Where to from here for wholesale meat prices?
Source: John D. Anderson, Senior Economist, American Farm Bureau Federation
With the massive grilling event that is Memorial Day weekend in the rear view and with summer heat forcing people into the comfort of their central air, June can be kind of a touchy time for beef prices. It’s a bit early yet, but so far prices still look pretty good. Wholesale beef prices are currently well above where they were at this time last year. However, beef prices last week did seem to lose a bit of their recent momentum. The Choice cutout basically held its ground last week, with the weekly average Choice cutout working out to $197.10, up a few cents from the prior week and closing in on the high of $198.51 posted at the end of February. A big drop in end meat prices was more than offset by gains on the middle meats. Conversely, the weekly Select cutout dropped substantially, coming in at $184.47 last week – a weekly decline of $2.46. A gain in rib prices was not enough to offset substantial declines in the end meats.
At $12.15, the Choice/Select spread is as wide as it has been since the first week of the year. There is nothing unusual about a widening CH/SE spread at this time of year. The percentage of Choice cattle in the slaughter mix has been declining since early March – very much in line with normal seasonal patterns – and has now been consistently below year-ago levels for about the last month. Add to this the fact that demand for Choice meat appears to be strong and should arguably be stronger than we are accustomed to given the effect of Wal-Mart making a determined and well-publicized shift toward more Choice product. With these facts in mind, a bit wider than normal CH/SE spread is not really surprising. The question of immediate interest is whether last week’s downshift in Select prices portends a more general decline in beef prices. A number of competing factors are in play that will ultimately make that determination.
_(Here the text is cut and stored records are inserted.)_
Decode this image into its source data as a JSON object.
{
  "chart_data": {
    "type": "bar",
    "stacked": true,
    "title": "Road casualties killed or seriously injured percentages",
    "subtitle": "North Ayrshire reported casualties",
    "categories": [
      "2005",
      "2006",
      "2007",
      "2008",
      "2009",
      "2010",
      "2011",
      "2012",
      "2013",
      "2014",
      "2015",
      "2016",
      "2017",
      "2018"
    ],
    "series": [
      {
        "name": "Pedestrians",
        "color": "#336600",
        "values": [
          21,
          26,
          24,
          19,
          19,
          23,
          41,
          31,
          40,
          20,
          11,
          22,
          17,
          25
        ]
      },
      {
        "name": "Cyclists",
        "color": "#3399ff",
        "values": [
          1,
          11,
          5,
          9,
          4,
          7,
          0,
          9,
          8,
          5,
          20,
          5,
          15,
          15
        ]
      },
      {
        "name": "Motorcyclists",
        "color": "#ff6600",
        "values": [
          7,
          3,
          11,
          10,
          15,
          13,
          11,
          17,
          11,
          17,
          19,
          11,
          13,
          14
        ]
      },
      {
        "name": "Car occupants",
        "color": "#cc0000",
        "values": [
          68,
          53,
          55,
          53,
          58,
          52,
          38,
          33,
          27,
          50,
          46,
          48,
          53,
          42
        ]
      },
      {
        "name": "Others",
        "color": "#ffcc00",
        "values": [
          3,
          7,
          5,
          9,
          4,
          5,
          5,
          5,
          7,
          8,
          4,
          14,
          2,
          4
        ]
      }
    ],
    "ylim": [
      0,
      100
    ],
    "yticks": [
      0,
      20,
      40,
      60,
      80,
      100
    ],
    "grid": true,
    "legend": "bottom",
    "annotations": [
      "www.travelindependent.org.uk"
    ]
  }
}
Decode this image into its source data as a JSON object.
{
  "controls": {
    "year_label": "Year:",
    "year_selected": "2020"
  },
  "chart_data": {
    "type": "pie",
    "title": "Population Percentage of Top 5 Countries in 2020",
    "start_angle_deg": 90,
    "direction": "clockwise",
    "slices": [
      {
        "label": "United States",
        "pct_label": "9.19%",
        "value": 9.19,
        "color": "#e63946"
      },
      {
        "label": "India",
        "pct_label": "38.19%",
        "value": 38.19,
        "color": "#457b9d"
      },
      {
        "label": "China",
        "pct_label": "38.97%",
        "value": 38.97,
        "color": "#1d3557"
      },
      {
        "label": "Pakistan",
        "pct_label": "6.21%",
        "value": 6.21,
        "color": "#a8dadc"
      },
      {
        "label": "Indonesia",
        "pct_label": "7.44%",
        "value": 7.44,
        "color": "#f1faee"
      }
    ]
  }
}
First, beef demand appears to remain strong, particularly on high-end product: the aforementioned strength on end meats and Choice product is evidence of that. Second, beef supplies will likely continue to tighten over the course of the summer. Year-to-date beef production is down by over 2 ½%. USDA forecasts show production declining even more moving into the third quarter of the year. With tighter supplies, prices will be well supported even if demand just treads water. However, other factors in the market are less supportive. Competing meat production is increasing. Pork production is expected to be up by 2.7% for the second quarter. Recently, the weekly year-over-year increase in pork production has been more like 5%. The export market has provided a home for much of this pork, but higher production could be a real challenge for pork prices this summer. As for poultry, weekly broiler production currently remains about 5% below year-ago levels; however, the pace of production appears to be picking up. Egg sets and chick placements are still running below year-ago levels, but the gap has narrowed substantially in recent weeks as integrators do not appear inclined to repeat last year’s much-sharper-than-normal summer reductions, despite weaker broiler part prices over the past month or so. Also looming on the horizon is the potential for Mexico to implement large anti-dumping duties on US leg quarters. (We’ve seen the Russian and Chinese versions of that movie before, and it doesn’t have a happy ending.) The bottom line is that competing meat prices are likely to slip relative to beef prices, making it more difficult to maintain beef prices at current levels.